How Long a Pause in Warming Does It Take to Question Global Warming?

From David Rose in The Daily Mail:
"Last week, halfway through yet another giant, 15,000 delegate UN climate jamboree, being held this time in the tropical splendour of Cancun in Mexico, the [British Meteorological] Office was at it again.

". . . Globally, it insisted, 2010 was still on course to be the warmest or second warmest year since current records began.

"But buried amid the details of those two Met Office statements 12 months apart lies a remarkable climbdown that has huge implications - not just for the Met Office, but for debate over climate change as a whole.

"Read carefully with other official data, they conceal a truth that for some, to paraphrase former US VicePresident Al Gore, is really inconvenient: for the past 15 years, global warming has stopped."
. . .
"Last week at Cancun, in an attempt to influence richer countries to agree to give £20billion immediately to poorer ones to offset the results of warming, the US-based International Food Policy Research Institute warned that global temperatures would be 6.5 degrees higher by 2100, leading to rocketing food prices and a decline in production.

"The maths isn't complicated.
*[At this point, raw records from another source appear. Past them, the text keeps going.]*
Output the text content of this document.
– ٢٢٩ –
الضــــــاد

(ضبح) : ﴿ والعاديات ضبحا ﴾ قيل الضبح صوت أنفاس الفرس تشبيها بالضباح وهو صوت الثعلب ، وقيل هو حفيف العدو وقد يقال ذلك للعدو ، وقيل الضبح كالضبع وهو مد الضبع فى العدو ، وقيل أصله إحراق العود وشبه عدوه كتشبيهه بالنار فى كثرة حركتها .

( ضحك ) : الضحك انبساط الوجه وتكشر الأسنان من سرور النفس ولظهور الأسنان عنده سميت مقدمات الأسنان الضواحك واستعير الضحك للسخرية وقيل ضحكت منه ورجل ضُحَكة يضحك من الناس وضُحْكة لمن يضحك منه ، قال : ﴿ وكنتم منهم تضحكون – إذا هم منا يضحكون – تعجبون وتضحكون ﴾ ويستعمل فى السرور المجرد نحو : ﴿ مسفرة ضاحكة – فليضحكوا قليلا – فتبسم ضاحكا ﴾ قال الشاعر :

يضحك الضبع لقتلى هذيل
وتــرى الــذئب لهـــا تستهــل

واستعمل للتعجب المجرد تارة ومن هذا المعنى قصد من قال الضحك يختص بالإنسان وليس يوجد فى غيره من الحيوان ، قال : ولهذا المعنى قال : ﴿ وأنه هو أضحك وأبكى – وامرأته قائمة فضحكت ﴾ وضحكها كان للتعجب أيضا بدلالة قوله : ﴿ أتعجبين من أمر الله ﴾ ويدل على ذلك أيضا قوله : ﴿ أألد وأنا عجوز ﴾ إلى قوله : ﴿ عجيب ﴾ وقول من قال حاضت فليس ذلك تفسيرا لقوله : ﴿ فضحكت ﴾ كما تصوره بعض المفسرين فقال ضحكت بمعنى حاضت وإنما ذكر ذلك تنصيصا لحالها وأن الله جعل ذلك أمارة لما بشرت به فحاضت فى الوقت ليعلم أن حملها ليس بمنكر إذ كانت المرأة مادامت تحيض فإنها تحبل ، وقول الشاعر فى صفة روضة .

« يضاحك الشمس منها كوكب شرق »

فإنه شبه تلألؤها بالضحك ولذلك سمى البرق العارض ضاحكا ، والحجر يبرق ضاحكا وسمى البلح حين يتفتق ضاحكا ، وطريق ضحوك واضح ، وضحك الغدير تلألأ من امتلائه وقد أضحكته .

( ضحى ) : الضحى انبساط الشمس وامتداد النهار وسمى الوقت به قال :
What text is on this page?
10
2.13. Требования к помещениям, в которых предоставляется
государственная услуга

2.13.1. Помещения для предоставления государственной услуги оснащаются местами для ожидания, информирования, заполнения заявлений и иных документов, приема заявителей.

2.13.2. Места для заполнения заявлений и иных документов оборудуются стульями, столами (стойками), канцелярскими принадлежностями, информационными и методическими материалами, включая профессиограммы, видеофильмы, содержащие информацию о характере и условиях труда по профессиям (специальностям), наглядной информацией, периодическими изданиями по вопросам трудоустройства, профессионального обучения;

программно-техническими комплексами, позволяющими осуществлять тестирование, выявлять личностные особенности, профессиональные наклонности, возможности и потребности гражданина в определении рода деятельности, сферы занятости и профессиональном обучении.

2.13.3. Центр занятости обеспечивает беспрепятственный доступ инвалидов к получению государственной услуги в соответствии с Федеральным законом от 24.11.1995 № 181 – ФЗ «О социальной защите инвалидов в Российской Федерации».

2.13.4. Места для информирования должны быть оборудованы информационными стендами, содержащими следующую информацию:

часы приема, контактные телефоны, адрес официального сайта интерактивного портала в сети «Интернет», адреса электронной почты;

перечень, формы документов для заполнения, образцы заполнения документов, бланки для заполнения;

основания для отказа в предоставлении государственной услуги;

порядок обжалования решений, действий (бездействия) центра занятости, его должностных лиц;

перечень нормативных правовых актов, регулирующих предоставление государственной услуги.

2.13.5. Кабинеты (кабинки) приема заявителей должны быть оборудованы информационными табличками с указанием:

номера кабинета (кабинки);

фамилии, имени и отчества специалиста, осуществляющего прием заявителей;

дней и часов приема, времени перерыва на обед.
If the planet were going to be six degrees hotter by the century's end, it should be getting warmer by 0.6 degrees each decade; if two degrees, then by 0.2 degrees every ten years. Fortunately, it isn't.

"Actually, with the exception of 1998 - a 'blip' year when temperatures spiked because of a strong 'El Nino' effect (the cyclical warming of the southern Pacific that affects weather around the world) - the data on the Met Office's and CRU's own websites show that global temperatures have been flat, not for ten, but for the past 15 years."
. . .
"But though it was still successfully trying to influence media headlines during Cancun last week by saying that 2010 might yet end up as the warmest year, the small print reveals the Met Office climbdown. Last year it predicted that the 2010 average would be 14.58C. Last week, this had been reduced to 14.52C.

"That may not sound like much. But when one considers that by the Met Office's own account, the total rise in world temperatures since the 1850s has been less than 0.8 degrees, it is quite a big deal. Above all, it means the trend stays flat."
. . .
"But little by little, the supposedly settled scientific 'consensus' that the temperature rise is unprecedented, that it is set to continue to disastrous levels, and that it is all the fault of human beings, is starting to fray.

"Earlier this year, a paper by Michael Mann - for years a leading light in the IPCC, and the author of the infamous 'hockey stick graph' showing flat temperatures for 2,000 years until the recent dizzying increase - made an extraordinary admission: that, as his critics had always claimed, there had indeed been a 'medieval warm period' around 1000 AD, when the world may well have been hotter than it is now.

"Other research is beginning to show that cyclical changes in water vapour - a much more powerful greenhouse gas than carbon dioxide - may account for much of the 20th Century warming.

Even Phil Jones, the CRU director at the centre of last year's 'Climategate' leaked email scandal, was forced to admit in a littlenoticed BBC online interview that there has been 'no statistically significant warming' since 1995."
. . .
"The question now emerging for climate scientists and policymakers alike is very simple. Just how long does a pause have to be before the thesis that the world is getting hotter because of human activity starts to collapse?"